De même, il existe de nombreuses méthodes, à utiliser seules ou de manière combinées, tendant à la réduction des populations de vecteurs : la lutte mécanique (barrière de pièges), la lutte insecticide (par la démoustication, l'usage de moustiquaires imprégnées d'insecticides, l'étalement de répulsifs sur la peau), la lutte biologique (incluant la diminution de la durée de vie des vecteurs, leur modification génétique, le recours à des antibiotiques, à des larvicides, à des adulticides).

En outre, d'autres pistes résulteraient de :

- l'existence dans la durée et dans l'ensemble du monde de compétences d'entomologistes ;

- l'accentuation des efforts de veille en raison de virus émergents ;

- l'inscription des crises sanitaires parmi les autres crises : selon la voie tracée par la plate-forme (alliance REACting Aviesan) ;

- l'indispensable augmentation du nombre de lits de soins intensifs puisque, par exemple, un mois d'hospitalisation est nécessaire en cas de syndrome de Guillain-Barré ;

- l'intensification des recherches en sciences humaines et sociales ;

- la cartographie des zones à risques ;

- l'information du grand public sur le risque acariologique ;

- la modification des comportements humains grâce à la mobilisation du plus grand nombre ; les petits gestes du quotidiens ;

- l'autodissémination par les vecteurs eux-mêmes ;

- la limitation de la résistance des vecteurs à la deltaméthrine ;

- la découverte d'une alternative au Bti ;

- le suivi des femmes enceintes ;

- la surveillance épidémiologique renforcée des cas suspects ;

- la vaccination ;

- la multiplication des contacts entre les élus et des spécialistes des maladies à transmission vectorielle.

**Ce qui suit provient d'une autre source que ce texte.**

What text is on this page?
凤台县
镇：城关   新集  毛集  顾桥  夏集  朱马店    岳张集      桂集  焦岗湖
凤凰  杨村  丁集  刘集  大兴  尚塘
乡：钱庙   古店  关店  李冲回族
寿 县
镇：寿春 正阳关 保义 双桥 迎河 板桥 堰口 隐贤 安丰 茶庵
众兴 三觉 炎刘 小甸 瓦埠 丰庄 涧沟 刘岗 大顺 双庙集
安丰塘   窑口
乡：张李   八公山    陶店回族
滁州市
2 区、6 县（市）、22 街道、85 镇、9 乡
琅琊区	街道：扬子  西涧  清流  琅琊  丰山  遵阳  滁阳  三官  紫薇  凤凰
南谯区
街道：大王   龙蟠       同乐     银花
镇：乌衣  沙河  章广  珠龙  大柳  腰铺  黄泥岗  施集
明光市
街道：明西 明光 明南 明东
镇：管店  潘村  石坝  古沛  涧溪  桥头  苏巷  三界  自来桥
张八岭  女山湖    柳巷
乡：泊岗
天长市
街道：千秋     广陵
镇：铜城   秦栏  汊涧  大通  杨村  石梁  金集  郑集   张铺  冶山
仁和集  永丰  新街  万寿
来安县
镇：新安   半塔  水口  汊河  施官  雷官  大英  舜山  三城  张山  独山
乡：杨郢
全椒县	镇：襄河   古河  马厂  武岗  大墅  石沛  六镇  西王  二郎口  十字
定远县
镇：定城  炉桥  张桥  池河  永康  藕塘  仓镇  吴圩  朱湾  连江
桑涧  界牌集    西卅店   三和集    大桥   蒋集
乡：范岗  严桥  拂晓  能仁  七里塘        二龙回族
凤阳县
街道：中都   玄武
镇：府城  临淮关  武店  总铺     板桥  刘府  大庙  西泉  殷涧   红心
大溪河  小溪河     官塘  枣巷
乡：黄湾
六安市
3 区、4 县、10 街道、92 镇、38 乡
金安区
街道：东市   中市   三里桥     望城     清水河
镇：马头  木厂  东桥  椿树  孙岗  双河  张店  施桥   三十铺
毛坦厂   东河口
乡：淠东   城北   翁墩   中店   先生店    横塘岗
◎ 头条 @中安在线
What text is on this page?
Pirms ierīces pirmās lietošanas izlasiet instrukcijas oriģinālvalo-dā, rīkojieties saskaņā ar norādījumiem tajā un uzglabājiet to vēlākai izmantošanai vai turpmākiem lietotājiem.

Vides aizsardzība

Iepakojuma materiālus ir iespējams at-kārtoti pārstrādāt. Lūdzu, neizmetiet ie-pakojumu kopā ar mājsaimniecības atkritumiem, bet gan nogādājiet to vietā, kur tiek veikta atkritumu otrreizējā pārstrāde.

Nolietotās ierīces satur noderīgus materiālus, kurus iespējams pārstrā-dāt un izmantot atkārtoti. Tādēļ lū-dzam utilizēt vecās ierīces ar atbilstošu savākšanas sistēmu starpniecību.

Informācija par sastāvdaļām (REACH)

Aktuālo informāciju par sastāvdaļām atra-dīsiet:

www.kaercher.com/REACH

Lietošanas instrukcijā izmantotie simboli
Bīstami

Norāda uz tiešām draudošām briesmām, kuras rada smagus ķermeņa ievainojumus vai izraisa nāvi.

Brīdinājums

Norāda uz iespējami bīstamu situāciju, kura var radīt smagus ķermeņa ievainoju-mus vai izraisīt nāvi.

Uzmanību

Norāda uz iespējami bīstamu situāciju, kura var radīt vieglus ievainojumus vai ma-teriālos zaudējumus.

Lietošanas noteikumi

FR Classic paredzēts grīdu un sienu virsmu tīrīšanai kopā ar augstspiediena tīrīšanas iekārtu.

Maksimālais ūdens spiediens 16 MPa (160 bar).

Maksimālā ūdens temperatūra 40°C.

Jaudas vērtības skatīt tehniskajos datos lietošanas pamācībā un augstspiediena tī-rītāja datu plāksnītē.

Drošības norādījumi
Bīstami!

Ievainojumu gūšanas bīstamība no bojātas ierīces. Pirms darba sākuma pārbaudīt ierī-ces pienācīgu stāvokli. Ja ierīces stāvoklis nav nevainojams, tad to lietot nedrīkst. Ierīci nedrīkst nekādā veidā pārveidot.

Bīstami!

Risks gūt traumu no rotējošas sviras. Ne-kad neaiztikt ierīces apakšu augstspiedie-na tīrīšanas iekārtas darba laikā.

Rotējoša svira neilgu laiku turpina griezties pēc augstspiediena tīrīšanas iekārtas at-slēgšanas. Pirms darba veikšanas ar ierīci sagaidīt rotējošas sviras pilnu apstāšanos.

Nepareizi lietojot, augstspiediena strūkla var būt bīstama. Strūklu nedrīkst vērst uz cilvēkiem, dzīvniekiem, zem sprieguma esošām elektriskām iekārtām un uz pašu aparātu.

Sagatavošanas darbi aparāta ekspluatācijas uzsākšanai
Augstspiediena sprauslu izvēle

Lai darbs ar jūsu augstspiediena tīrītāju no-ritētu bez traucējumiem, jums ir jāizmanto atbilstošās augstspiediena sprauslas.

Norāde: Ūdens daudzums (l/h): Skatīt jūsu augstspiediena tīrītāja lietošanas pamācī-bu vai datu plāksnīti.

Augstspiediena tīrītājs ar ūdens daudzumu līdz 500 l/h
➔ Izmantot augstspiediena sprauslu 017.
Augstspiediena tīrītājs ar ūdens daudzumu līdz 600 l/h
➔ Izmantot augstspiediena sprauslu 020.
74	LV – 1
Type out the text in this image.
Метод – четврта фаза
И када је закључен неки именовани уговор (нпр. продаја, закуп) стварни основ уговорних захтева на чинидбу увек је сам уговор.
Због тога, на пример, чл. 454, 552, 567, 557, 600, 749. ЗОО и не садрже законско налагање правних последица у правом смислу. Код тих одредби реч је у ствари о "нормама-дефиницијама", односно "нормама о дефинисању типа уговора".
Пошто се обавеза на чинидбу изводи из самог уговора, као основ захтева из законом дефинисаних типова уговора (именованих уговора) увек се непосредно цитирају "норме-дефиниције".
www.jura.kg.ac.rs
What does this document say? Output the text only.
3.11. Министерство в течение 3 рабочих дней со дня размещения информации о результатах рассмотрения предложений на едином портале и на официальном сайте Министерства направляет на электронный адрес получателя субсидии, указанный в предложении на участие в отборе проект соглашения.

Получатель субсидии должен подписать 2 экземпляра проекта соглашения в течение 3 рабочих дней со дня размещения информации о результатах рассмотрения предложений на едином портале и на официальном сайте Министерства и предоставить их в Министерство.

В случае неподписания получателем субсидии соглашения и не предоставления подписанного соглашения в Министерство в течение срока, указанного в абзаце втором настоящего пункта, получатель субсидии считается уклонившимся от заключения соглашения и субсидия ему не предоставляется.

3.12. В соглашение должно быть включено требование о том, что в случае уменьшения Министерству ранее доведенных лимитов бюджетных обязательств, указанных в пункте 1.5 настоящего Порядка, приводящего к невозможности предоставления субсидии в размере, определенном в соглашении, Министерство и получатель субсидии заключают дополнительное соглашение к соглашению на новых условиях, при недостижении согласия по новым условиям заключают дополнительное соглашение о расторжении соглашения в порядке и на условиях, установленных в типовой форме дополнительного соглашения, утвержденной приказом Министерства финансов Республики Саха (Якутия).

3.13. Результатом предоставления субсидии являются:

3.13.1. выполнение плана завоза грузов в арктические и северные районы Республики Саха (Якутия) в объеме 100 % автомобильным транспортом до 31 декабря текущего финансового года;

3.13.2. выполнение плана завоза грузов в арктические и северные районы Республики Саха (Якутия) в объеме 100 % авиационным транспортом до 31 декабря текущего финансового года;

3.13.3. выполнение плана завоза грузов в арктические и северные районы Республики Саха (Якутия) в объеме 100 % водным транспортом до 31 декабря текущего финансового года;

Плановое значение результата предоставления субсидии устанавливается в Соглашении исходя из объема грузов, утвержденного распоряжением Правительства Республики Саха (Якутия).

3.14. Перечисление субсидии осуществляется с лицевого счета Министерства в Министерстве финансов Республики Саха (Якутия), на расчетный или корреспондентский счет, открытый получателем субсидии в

Compte tenu des observations précédentes, j'ai l'honneur de proposer à l'Office l'adoption du compte rendu et des conclusions de l'audition publique de l'Office relative aux maladies à transmission vectorielle et l'autorisation de sa publication.

M. Jean-Yves Le Déaut, député, président de l'OPECST. - Merci. Y a-t-il des questions ou des commentaires ?

Mme Catherine Procaccia, sénateur, vice-présidente de l'OPECST . - Une précision déjà sur la demande de publication qui vient d'être formulée : s'agit-il de la publication de l'ensemble du dossier ou seulement de celle de la synthèse, très intéressante, qui vient d'être présentée à l'instant ?

M. François Commeinhes . - La publication comprendra l'ensemble dont le compte rendu intégral de l'audition publique.

Mme Catherine Procaccia . - Parce que, à mes yeux, l'audition elle-même, à laquelle j'ai tenté d'assister un peu, était trop dense, avec trop d'intervenants ; elle a été trop longue alors que la synthèse qui vient d'être faite est intéressante ; il est possible d'en tirer quelque chose.

Je voudrais également poser une question sur la dégradation de la situation. Est-ce qu'il y a vraiment, en France, maintenant, autant de moustiques que dans les années 1950 ?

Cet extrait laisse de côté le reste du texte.